- Sire: Abadan
- Grandsire: Persian Gulf
- Dam: Law
- Damsire: Son-in-Law
- Sex: Stallion
- Foaled: 1954
- Country: Ireland
- Colour: Brown
- Owner: 1) M. P. Annesley (Ireland) 2) Hasty House Farm (USA)
- Trainer: 1) Stephen Quirke (Ireland) 2) Harry Trotsek (USA)
- Record: 30: 9-1-1
- Earnings: £6,048 & US$56,000

Major wins
- Maher Nursery Handicap (1956) Tetrarch Stakes (1957) International Stakes (1957) Irish 2,000 Guineas (1957) Canadian Championship Stakes (1958)

= Jack Ketch (horse) =

Irish Thoroughbred racehorse

Jack Ketch (foaled 1954 in Ireland) was a thoroughbred racehorse. Raced at age two under trainer Stephen Quirke, son of Irish champion jockey, Martin Quirke, Jack Ketch won the Maher Nursery Handicap. At age three, the colt won three important Irish races including the Classic 2,000 Guineas.
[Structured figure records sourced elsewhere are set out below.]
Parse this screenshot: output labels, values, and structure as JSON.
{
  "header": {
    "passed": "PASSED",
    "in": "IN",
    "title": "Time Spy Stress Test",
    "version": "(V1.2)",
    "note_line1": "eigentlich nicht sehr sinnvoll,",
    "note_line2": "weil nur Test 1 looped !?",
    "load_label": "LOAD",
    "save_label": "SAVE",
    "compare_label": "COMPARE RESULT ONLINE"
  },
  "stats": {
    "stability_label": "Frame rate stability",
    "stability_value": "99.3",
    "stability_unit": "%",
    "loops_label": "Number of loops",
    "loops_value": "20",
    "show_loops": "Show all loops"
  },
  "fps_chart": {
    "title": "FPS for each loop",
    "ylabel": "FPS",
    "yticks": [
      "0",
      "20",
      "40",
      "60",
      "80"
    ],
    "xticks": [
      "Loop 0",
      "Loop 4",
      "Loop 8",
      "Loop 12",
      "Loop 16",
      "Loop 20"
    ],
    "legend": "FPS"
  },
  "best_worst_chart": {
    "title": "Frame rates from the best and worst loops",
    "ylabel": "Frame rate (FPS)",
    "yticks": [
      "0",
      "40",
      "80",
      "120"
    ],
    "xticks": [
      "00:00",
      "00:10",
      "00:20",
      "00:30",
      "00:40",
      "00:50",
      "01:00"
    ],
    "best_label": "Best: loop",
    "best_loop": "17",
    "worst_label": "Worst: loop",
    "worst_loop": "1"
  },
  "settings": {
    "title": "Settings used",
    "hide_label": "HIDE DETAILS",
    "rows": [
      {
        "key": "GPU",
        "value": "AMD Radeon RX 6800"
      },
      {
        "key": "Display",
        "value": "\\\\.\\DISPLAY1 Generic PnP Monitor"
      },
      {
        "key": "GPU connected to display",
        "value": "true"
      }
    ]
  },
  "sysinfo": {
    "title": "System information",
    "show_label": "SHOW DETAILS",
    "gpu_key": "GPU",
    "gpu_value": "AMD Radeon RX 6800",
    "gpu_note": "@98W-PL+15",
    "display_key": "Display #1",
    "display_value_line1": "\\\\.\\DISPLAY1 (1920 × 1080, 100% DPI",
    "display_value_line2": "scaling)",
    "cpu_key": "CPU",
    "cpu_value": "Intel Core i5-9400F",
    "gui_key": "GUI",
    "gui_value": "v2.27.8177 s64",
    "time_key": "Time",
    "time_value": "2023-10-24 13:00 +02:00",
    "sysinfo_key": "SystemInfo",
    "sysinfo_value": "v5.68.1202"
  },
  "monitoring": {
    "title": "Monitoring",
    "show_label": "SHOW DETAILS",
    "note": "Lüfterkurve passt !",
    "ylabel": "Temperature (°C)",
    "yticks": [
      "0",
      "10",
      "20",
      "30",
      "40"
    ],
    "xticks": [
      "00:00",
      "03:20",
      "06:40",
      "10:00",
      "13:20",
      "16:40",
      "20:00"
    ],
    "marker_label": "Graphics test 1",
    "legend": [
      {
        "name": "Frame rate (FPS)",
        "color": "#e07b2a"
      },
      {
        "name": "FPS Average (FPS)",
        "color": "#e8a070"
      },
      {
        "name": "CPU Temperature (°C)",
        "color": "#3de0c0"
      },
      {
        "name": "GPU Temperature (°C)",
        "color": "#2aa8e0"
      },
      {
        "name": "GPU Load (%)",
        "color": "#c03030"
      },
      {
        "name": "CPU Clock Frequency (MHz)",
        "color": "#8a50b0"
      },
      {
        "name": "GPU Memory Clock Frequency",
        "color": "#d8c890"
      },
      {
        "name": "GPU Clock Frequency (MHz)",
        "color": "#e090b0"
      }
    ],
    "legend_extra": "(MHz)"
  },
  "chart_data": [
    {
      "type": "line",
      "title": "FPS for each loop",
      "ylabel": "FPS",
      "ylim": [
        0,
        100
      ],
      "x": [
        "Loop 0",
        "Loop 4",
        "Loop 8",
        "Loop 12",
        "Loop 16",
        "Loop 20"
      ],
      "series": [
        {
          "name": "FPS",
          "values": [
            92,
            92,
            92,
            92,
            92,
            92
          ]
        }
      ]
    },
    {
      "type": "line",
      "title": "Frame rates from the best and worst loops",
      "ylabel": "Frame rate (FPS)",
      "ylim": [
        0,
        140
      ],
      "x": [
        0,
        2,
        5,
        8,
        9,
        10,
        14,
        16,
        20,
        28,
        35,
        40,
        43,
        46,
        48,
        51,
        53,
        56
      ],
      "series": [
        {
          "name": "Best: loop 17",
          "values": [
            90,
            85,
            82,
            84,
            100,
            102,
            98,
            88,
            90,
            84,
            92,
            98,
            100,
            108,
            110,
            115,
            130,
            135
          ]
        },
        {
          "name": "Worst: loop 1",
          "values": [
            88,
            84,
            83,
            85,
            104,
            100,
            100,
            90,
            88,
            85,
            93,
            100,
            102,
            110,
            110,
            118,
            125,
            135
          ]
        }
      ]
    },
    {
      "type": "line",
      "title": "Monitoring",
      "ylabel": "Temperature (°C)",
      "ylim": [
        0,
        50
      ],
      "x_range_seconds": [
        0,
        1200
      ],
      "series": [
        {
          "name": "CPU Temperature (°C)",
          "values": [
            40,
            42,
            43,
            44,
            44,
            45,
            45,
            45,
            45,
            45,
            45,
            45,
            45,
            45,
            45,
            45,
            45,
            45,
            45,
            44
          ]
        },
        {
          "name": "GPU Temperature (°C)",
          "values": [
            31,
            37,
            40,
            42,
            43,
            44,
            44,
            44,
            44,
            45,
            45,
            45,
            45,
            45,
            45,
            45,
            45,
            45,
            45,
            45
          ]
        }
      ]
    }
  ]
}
In 1958, Jack Ketch was sold to American Allie E. Reuben who raced under the name of Hasty House Farm. Trained by future U.S. Racing Hall of Fame trainer, Harry Trotsek, he made his American debut on 14 July 1958 at Chicago's Arlington Park with a win on turf in the Morton Grove Purse. Jack Ketch would not win another significant race until 25 October 1958 when he won the Canadian Championship Stakes with his Hasty House Farm stablemate Mahan finishing second.

Retired to stud duty after racing with minor success as a five-year-old in 1959, Jack Ketch eventually stood in Australia but was not a successful sire.